Fundamentals

Architecture overview

Model/Controller pattern. Convector is designed to help you write reusable pieces of code that describe the nature of what a developer can do in a blockchain. A blockchain, in the developer’s eyes, is no more than a data layer protected by a logic layer defining the rules of what the outside world can do in with the inner data. Thus, a really comfortable way of writing chaincode logic (smart contracts) is by having Models describing the shape of the data and Controllers describing the actions and rules that apply to the models.

Convector has been built taking in consideration the best out of the modern architectural design landscape. Its modular approach aims to accompany you through the whole development cycle, whether through its Core Components or the already existing Convector Tools.

You usually focus the most on the Specification, a.k.a models and controllers, to make sure they do what the network expects them to do. A blockchain (for the developer's eyes) is no more than a data layer protected by a logic layer defining the rules of what the outside world can do in with the inner data. Thus, a really comfortable way of writing chaincode logic (smart contracts) is by having Models describing the shape of the data and Controllers describing the actions and rules that apply to the models.

  • Models are real world objects or concepts (like a token, a cryptocurrency, a contract, a car, a container, a user...) with specific characteristics (like a name, a owner, a deadline...) that you structure for your project.
  • Controllers are real world actions acting over objects (models). E.g.: build a car, transferring ownership, reporting an accident. It's the business logic of your sysem.

You can then include that project at any layer of your application, from the blockchain to the front end. You only need to specify the corresponding adapter and storage containing the functions implementations and storage target of that layer.
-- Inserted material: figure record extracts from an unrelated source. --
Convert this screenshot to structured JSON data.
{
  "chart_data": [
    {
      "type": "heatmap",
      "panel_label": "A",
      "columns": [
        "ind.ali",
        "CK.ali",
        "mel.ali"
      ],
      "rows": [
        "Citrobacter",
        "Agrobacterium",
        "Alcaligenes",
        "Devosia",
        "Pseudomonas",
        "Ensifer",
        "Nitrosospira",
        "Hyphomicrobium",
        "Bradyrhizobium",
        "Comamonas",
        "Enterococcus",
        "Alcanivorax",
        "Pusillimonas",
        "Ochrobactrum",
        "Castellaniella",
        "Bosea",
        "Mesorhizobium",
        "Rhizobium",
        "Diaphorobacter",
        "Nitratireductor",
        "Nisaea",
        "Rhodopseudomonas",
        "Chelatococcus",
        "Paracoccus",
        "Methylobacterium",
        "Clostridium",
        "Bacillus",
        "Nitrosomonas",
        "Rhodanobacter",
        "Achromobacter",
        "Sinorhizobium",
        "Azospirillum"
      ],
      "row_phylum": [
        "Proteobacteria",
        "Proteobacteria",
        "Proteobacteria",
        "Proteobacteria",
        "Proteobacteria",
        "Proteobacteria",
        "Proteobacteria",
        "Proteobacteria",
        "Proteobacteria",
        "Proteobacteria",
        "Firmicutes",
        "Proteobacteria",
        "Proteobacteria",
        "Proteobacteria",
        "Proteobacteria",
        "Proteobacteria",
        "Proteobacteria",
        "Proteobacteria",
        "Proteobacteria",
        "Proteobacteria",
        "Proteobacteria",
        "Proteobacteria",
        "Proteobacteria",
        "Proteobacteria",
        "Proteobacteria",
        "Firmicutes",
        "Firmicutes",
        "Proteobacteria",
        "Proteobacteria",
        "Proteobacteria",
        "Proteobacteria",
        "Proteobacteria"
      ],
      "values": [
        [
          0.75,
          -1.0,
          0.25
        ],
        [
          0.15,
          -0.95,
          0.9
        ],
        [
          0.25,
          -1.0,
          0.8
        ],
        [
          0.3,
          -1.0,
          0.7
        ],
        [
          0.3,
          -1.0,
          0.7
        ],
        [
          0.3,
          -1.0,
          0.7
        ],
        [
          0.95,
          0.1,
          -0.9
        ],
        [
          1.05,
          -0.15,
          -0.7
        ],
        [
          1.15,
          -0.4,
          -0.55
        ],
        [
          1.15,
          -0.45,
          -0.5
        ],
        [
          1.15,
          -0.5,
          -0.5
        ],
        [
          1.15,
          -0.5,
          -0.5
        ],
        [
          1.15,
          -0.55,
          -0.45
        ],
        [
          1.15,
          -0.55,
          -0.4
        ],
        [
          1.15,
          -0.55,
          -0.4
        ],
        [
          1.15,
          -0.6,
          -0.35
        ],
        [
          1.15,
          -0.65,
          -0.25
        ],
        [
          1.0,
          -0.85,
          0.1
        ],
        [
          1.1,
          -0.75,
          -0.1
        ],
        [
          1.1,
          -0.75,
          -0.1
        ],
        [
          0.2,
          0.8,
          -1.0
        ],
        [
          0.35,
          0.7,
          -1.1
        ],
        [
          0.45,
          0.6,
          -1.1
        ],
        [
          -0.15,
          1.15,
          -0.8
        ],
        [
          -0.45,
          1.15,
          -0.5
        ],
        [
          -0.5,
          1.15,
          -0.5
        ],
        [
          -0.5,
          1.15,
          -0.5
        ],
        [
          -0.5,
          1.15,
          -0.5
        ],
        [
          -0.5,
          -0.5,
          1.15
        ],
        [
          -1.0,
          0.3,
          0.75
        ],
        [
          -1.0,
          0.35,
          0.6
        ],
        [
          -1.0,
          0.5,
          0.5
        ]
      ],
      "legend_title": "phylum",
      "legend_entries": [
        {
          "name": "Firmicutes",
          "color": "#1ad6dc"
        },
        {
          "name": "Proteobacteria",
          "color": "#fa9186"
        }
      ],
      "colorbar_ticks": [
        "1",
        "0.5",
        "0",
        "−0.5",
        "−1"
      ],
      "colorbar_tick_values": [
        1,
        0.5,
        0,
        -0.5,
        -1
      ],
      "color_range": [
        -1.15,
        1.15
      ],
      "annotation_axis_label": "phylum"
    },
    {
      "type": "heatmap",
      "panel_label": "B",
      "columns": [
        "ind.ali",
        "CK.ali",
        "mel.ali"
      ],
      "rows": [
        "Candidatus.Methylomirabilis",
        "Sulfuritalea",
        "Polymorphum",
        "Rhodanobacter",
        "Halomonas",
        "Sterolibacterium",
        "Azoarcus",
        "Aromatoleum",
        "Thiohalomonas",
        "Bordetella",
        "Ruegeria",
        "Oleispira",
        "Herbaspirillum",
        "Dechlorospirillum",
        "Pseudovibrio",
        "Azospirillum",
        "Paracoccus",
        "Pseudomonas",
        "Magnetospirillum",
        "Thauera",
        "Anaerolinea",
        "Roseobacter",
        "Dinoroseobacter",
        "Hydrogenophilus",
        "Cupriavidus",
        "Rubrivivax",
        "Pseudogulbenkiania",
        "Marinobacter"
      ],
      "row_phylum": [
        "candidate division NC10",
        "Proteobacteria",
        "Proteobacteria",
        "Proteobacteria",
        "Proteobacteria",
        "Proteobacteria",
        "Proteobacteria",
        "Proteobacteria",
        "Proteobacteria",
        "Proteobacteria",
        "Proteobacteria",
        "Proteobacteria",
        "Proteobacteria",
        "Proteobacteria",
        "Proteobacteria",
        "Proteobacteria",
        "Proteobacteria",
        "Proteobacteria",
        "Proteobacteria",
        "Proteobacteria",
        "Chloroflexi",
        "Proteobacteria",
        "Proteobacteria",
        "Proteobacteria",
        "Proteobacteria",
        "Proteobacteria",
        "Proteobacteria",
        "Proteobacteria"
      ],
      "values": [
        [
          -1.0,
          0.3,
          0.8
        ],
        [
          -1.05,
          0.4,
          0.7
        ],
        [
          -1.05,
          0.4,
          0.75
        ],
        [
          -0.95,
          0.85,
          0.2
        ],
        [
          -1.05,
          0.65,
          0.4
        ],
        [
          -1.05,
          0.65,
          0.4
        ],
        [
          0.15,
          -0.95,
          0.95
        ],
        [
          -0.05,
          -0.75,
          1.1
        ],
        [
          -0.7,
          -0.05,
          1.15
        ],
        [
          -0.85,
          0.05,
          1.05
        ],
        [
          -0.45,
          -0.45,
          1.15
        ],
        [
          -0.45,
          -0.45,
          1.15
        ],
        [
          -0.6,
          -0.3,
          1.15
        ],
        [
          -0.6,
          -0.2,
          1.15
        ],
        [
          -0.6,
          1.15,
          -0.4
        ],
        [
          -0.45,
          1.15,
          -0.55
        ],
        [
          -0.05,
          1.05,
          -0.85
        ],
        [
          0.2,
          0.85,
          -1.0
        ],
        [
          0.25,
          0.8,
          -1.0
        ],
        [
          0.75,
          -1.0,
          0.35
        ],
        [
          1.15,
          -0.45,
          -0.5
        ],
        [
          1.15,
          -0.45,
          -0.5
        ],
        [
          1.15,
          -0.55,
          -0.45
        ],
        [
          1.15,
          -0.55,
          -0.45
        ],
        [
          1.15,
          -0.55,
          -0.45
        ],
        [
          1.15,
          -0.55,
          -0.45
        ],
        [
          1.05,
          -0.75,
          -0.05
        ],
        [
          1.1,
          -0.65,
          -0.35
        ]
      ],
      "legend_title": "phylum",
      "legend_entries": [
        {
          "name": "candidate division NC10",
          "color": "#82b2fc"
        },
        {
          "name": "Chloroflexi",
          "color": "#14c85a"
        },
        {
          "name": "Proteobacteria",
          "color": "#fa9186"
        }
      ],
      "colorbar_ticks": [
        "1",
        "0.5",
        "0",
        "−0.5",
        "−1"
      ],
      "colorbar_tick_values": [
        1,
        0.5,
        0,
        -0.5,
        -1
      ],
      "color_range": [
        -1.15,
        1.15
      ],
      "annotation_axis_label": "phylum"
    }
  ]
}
For example, to test, you may include a mock storage to see if your blockchain logic works before deploying it.

By using the built-in storages and adapters, most of the basics are covered. For example, saving to the blockchain validating the wallet (certificate) submitting the transaction, or calling the blockchain peers.

Convector Core

All the @worldsibu/convector-core-* packages. It provides all the necessary code to write contract specifications using the Model/Controller pattern.

Convector Storage

Convector is designed thinking in a modular design from its conception. A model not only can be used at the chaincode layer, since most of the time you'll have to use the same model in your services or front-end application, the models can be used anywhere. The difference of its behavior is the storage layer it uses. At chaincode the storage is the Fabric Shim to save and read data in the blockchain. But if you whish to run a model in a NodeJS backend, the storage layer can be swapped by the CouchDB storage layer, which will allow you to read data, but not write. In a browser environment you can even create your own storage layer mapping to your back-end api.

An Storage is the basic data layer of your entity (Model) which defines where the object will be stored (added, updated, removed).

Convector Adapters

Following the modular design pattern from models, controllers have adapters, they are the handlers to route the requests to the appropriate layer. In a blockchain it will be the Fabric API, but on NodeJS it might be the Fabric Client SDK, on unit tests it might be a mock class, and on browser it can map to your APIs.

You may think of Adapters as the specific logic. It varies based on the layer you are using the code.

Convector Tools

All the @worldsibu/convector-tool-* packages. They provide a set of helpers and utils to make the chaincode development easier.

Chaincode Manager

Used to bundle controllers in a single chaincode and handle the installation and invokation.

Dev Environment

It's a basic dev environment created with Fabric running on docker or vagrant. Contains two organization and three users in that organization, two channels, one orderer, one peer per org with its database, and all the cryptographic material for this to work.

A high level view

A typical distribution and usage of the components goes as follow (asumming you have a mono-repo, if not, then distribute according to the "Why-column" which explains what that package installation will give you):

Project/Layer Why Command
Root of your project To have a dev env and the utility that will let you install, upgrade, invoke and so on, the chaincodes. npm install -D @worldsibu/convector-tool-{dev-env,chaincode-manager}
Root chaincode project. E.g.: chaincodes/ So that you can share settings between your multiple chaincodes, such as development environment, tests and testing scripts, blockchain installation setup (what to install, where), etc. npm install -D @worldsibu/convector-{adapter-mock,tool-{dev-env,chaincode-manager}} chai mocha @types/chai @types/mocha ts-node
At for each of your chaincode projects. E.g.: chaincodes/cc-token Each chaincode can be a separate project so that you don't have to carry everything when including in another layer of your stack. npm install -SE @worldsibu/convector-core-{model,controller} && npm i -S yup reflect-metadata && npm i -D @types/yup
At your backend / api It typically calls the nodes (peers) of your blockchain, but it may call the World State or other services as well. Include each of your chaincode projects, they will carry the basic dependencies npm install -SE @worldsibu/convector-{adapter-fabric,storage-couchdb} @types/bytebuffer
At the front end Here you may be calling your backend/api server, it is great to have the interfaces and structures coming right from the chaincodes layer so that you don't have to copy everything. Include each of your chaincode projects, they will carry the basic dependencies.